Alongside this gong-tastic activity I've always written and recorded my own music. 

from songwriting to inventing

I would be often be asked to open shows and tours for my more successful pals with a solo set. I love playing solo and these were often great opportunities to present my songs to a wider audience.

Then as now songs my songs massively benefit from bass. Whether electric or upright, it is this instrument and the low frequencies that don’t naturally emanate from an acoustic guitar, that really bring life to my songs. I had experimented with various octave guitar pedals in an effort to augment my guitar sound and found the results disappointing.

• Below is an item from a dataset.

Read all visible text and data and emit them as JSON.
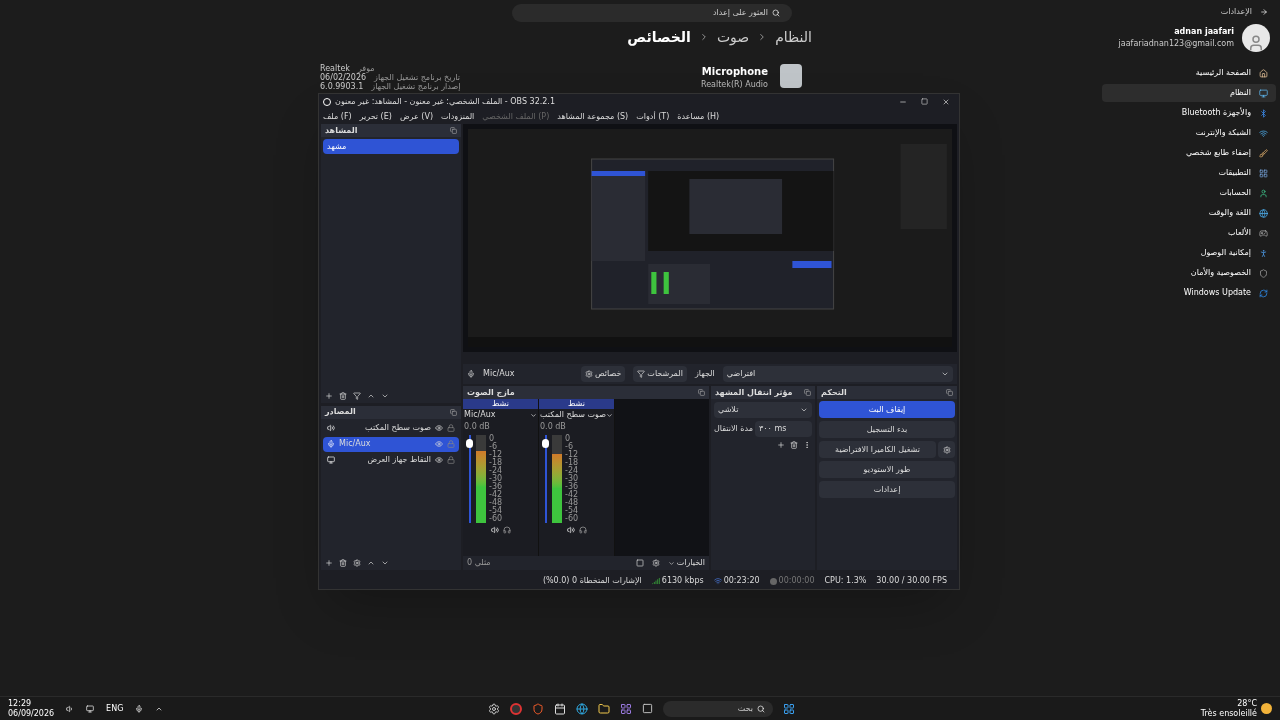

I was somewhat aware how a guitar pickup worked and I decided that I would try and figure out how to make one small enough to just capture the sound from one string, and then feed that into a sub-octave poedal. On tour I started experimenting with this idea and in various dressing rooms up and down the country - I would wind the smallest pickups I could manage, sometimes by hands sometimes with a drill. They were not very pretty but the results were encouraging enough to pursue the idea.

 

tinkering, tailoring and soldering

I started winding a one-string pickup using a magnet and some enamelled wire – one wrapped around the other. 3000 times. Once fitted to my guitar under the low E, I plugged it into an octave pedal. The idea was to pick out the signal from just one string and make it an octave lower. Did it work? No. No it did not.

But it was a start, and the next attempt fared better. I conducted one experiment, then another, and another.  And it's fair to say I was hooked. I spent a year locked away in a makeshift workshop surrounded by bits of guitars, magnets, and spools of wire. Propelled by a dream to design and manufacture a device that anyone could use.

 

setting sail

After many, many prototypes utilising the latest techniques in 3D printing and CNC coil winding the design was finalised. A successful crowdfunding campaign in June 2015 raised enough funds to pay for the expensive tooling costs like die casting, as well as many of the custom manufactured magnets and coils that can be found in a Submarine. With some elements of the design requiring accuracy of up to 1/100th of a millimeter the Submarine is a piece of precision engineering.

Now, our pickups are sold all over the world. They are used on the road, and in studios big and small. Singer-songwriters, small bands, big bands, one man/woman bands, leftfield experimentalists, noise rock, indie, folk, electronica musicians have all found a use for it. 

I can't wait to hear what sounds you'll make.